Kata Ken Angrok: “Apakah perlunya hamba lama disana.”
Ken Angrok pergi dari Tumapel, sedatangnya Karuman, bertemu dengan Bango Samparan. “Kamu ini keluar dari mana, lama tidak datang kepadaku, seperti didalam impian saja bertemu dengan kamu ini, lama betul kamu pergi.”
Ken Angrok menjawab: “Hamba berada di Tumapel, Bapa, menghamba pada sang akuwu. Adapun sebabnya hamba datang kepada tuan, adalah seorang isteri akuwu, turun dari kereta, tersingkap rahasianya, kelihatan bernyala oleh hamba.
Ada seorang brahmana yang baru saja datang di Jawa, bernama Dang Hyang Lohgawe, ia mengaku anak kepada hamba, hamba bertanya kepadanya: “Apakah nama seorang perempuan yang menyala rahasianya itu.”
Kata Sang Brahmana: “Itu yang disebut seorang perempuan ardana reswari, sungguh baik tanda itu, karena siapa saja yang memperisterinya, akan dapat menjadi maharaja.”
Bapa Bango, hamba ingin menjadi raja, Tunggul Ametung akan hamba bunuh, isterinya akan hamba ambil, agar supaya anaknda menjadi raja, hamba minta persetujuan Bapa Dang Hyang,
Kata Dang Hyang: “Buyung Angrok, tidak dapat seorang brahmana memberi persetujuan kepada orang yang mengambil isteri orang lain, adapun batasnya kehendakmu sendiri.”
Itulah sebabnya hamba pergi ke Bapa Bango, untuk meminta ijin kepada bapa, sang akuwu akan hamba bunuh dengan rahasia, tentu akuwu mati oleh hamba.”
Menjawablah Bango Samparan: “Nah, baiklah kalau demikian, saya memberi ijin, bahwa kamu akan menusuk keris kepada Tunggul Ametung dan mengambil isterinya itu, tetapi hanya saja, buyung Angrok, akuwu itu sakti, mungkin tidak dapat luka, jika kamu tusuk keris yang kurang bertuah.

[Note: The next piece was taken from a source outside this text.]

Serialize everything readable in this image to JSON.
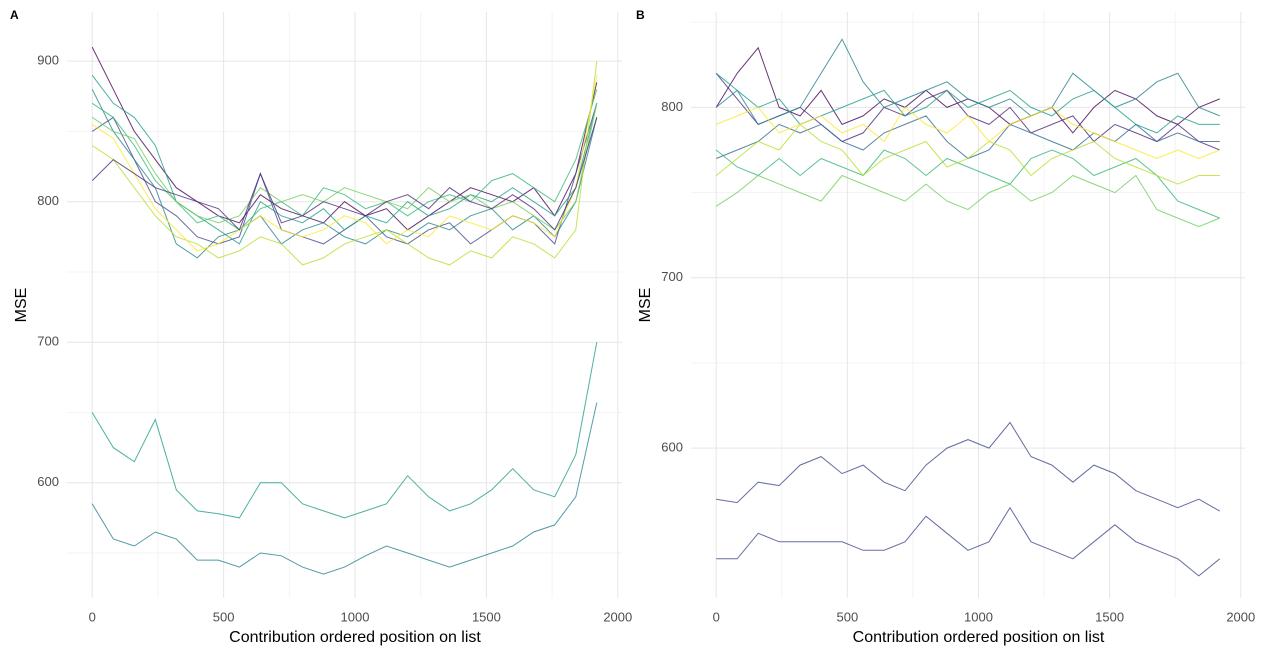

Saya ada seorang teman, seorang pandai keris di Lulumbang, bernama Mpu Gandring, keris buatannya bertuah, tak ada orang sakti terhadap buatannya, tak perlu dua kali ditusukkan, hendaknyalah kamu menyuruh membuat keris kepadanya, jikalau keris ini sudah selesai dengan itulah hendaknya kamu membunuh Tunggul Ametung secara rahasia.”
Demikian pesan Bango Samparan kepada Ken Angrok.
kata Ken Angrok: “Hamba memohon diri, Bapa, akan pergi ke Lulumbang.”
Ia pergi dari Karuman, lalu ke Lulumbang, bertemu dengan Gandring yang sedang bekerja di tempat membuat keris. Ken Angrok datang lalu bertanya: “Tuankah barangkali yang bernama Gandring itu, hendaknyalah hamba dibuatkan sebilah keris yang dapat selesai didalam waktu lima bulan, akan datang keperluan yang harus hamba lakukan.”